Dr Yanghee Woo warned that many patients live with symptoms for months, or even years, before seeking help.
‘Most of the patients had symptoms for quite some time,’ she said, ‘but they either ignored them or assumed it was something benign, like acid reflux.’
Early warning signs can be vague and easy to dismiss, including persistent abdominal pain, bloating and frequent burping. Rather than triggering alarm, these symptoms are often brushed off as stress, diet or minor digestive issues.
Instead of anything sudden or dramatic, many patients simply report a lingering sense that something is ‘off’ – a low‑level discomfort that gradually worsens over time.
‘Things only got worse, which led them to see a doctor, and eventually be diagnosed,’ Woo said.
By then, it is often too late.
Dr Amar Rewari said that by the time younger patients reach him, the disease has frequently progressed. They may be struggling to swallow, vomiting regularly, losing significant weight or suffering from severe fatigue caused by iron deficiency.
Some also report black stools – a sign of internal bleeding.
For many, the biggest barrier to diagnosis is age.
Patients and doctors alike often assume they are too young to develop cancer – an assumption Woo describes as ‘very valid’ – which can delay vital testing.
For Alyssa Burks, from Houston, Texas, the first sign something was wrong was overwhelming exhaustion.
At 32, the mother-of-one found herself going straight to bed after work, too drained to socialize or carry on with daily life. She initially blamed stress.
Doctors also failed to spot the warning signs – first dismissing her symptoms as ‘just getting older’, then attributing her difficulty swallowing and heartburn to diet.
It was only after more than two years of pushing for answers that scans were finally carried out.
By then, the diagnosis was devastating: stage 4 stomach cancer that had already spread.
A similar pattern played out for Steven Kopacz, a drummer who at first put his persistent stomach pain down to nerves or a possible ulcer.
When the pain refused to go away, he sought medical help – and was diagnosed at 33 with stage 3 gastric cancer. He has since had his stomach removed and is undergoing chemotherapy.
For Janine Somma, who was just 28, the warning sign was a burning, gnawing pain. But like many others, she was initially told it was acid reflux.
Stories like these, doctors say, highlight a troubling pattern: symptoms that appear mild, patients who seem too young to be at risk – and diagnoses that come far too late.
New treatments that could offer hope
Despite the grim statistics, specialists say there are reasons for cautious optimism.
A growing body of research suggests more cases are now being caught earlier, when they are far easier to treat.
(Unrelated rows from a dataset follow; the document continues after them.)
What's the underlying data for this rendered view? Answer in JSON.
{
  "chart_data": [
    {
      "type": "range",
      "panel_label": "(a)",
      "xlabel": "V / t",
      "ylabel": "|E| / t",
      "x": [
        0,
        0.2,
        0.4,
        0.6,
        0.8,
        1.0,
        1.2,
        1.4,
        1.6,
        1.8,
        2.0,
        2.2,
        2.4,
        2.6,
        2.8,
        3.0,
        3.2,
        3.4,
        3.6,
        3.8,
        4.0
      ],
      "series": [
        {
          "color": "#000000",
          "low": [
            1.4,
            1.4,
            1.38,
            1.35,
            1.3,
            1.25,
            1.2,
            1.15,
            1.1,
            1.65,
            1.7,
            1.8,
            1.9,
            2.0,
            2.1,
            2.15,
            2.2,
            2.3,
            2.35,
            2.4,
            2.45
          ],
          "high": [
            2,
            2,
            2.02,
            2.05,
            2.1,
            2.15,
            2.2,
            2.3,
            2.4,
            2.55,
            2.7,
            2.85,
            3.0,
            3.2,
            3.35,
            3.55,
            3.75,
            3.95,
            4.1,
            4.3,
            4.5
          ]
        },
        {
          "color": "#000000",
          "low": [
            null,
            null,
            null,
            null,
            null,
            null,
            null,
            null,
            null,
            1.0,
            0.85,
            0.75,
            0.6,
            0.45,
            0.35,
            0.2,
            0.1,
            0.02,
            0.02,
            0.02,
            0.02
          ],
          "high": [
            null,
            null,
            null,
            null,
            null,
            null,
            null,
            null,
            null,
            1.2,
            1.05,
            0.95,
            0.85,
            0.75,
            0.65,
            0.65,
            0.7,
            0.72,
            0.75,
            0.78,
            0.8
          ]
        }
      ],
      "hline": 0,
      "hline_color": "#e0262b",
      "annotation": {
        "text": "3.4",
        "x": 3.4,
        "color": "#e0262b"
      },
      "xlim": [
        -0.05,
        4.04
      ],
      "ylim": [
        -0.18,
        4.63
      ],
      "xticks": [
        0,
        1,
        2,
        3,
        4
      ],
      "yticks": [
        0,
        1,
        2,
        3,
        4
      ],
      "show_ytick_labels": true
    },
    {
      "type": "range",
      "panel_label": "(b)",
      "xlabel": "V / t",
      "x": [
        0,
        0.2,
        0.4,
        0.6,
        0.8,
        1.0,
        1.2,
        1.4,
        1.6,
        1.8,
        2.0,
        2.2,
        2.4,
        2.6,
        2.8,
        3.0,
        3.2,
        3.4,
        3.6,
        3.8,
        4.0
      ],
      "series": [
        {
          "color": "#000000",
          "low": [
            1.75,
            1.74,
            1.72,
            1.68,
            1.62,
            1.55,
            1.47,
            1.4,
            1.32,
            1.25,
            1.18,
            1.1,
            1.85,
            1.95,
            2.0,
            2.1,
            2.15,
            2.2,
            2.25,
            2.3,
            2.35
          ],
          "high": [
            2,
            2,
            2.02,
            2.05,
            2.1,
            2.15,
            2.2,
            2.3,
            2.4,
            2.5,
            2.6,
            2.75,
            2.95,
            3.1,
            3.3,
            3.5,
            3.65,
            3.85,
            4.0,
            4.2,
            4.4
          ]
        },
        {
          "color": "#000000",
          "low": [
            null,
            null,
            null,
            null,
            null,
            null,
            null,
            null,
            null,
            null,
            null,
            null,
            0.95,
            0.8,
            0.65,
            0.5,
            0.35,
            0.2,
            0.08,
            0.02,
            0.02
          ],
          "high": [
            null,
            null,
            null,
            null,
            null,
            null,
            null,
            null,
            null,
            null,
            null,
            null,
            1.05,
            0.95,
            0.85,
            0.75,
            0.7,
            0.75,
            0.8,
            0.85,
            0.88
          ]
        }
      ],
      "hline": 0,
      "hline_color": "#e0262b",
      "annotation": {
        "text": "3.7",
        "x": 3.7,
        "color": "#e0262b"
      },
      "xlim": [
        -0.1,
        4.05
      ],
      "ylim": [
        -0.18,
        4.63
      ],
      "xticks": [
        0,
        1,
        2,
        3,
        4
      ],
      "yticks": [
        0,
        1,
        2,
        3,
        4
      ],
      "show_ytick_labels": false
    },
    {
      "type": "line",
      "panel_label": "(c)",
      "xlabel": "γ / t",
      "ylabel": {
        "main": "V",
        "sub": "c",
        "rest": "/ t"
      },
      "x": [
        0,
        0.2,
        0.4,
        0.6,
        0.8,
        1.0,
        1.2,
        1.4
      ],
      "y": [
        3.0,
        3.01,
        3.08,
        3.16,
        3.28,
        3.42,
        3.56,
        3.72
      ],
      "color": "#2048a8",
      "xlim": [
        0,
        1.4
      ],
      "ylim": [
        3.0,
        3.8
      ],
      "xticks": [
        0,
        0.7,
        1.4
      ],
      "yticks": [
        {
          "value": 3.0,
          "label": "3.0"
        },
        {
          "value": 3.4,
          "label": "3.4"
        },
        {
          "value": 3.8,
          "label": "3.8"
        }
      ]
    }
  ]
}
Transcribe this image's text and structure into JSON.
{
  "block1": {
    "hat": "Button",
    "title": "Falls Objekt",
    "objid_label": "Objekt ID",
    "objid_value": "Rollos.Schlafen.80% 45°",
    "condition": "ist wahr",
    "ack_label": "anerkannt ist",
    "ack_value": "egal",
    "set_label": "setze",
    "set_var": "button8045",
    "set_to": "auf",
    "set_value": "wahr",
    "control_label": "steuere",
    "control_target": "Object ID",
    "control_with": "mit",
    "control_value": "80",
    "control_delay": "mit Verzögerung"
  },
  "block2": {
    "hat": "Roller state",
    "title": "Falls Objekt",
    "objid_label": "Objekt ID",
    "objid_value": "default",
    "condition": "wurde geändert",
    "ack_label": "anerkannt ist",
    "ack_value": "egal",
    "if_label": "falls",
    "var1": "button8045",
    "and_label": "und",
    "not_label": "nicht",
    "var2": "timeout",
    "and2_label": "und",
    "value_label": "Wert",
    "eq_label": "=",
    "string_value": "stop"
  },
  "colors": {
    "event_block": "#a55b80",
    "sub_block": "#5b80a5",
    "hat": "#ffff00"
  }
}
One recent study found that between 2004 and 2021, the number of stomach cancers diagnosed at an early stage rose by more than 50 percent, while late-stage diagnoses declined.
Doctors say advances in both detection and treatment are beginning to shift the outlook for patients.
Greater awareness of early‑onset cancers – among both patients and physicians – may also be helping more cases to be picked up sooner.
And crucially, the treatment landscape itself has changed dramatically.
In addition to traditional surgery, chemotherapy and radiotherapy, doctors now have access to targeted therapies that home in on specific genetic features of a tumor – as well as immunotherapy drugs that help the immune system recognize and attack cancer cells.
These newer treatments, including drugs that target HER2-positive cancers or harness immune checkpoints such as PD‑1, are already improving outcomes for some patients.
Researchers are also testing combinations of these therapies – alongside vaccines and personalized approaches based on a patient’s individual tumor – raising hopes that survival rates will continue to improve in the coming years.
‘I do want people to know that treatments at all stages have got better,’ Woo said. ‘A diagnosis does not necessarily mean it is terminal.
‘In the past, this was a very difficult cancer to treat. But we now have excellent targeted drugs and other methods that can be used to fight it.’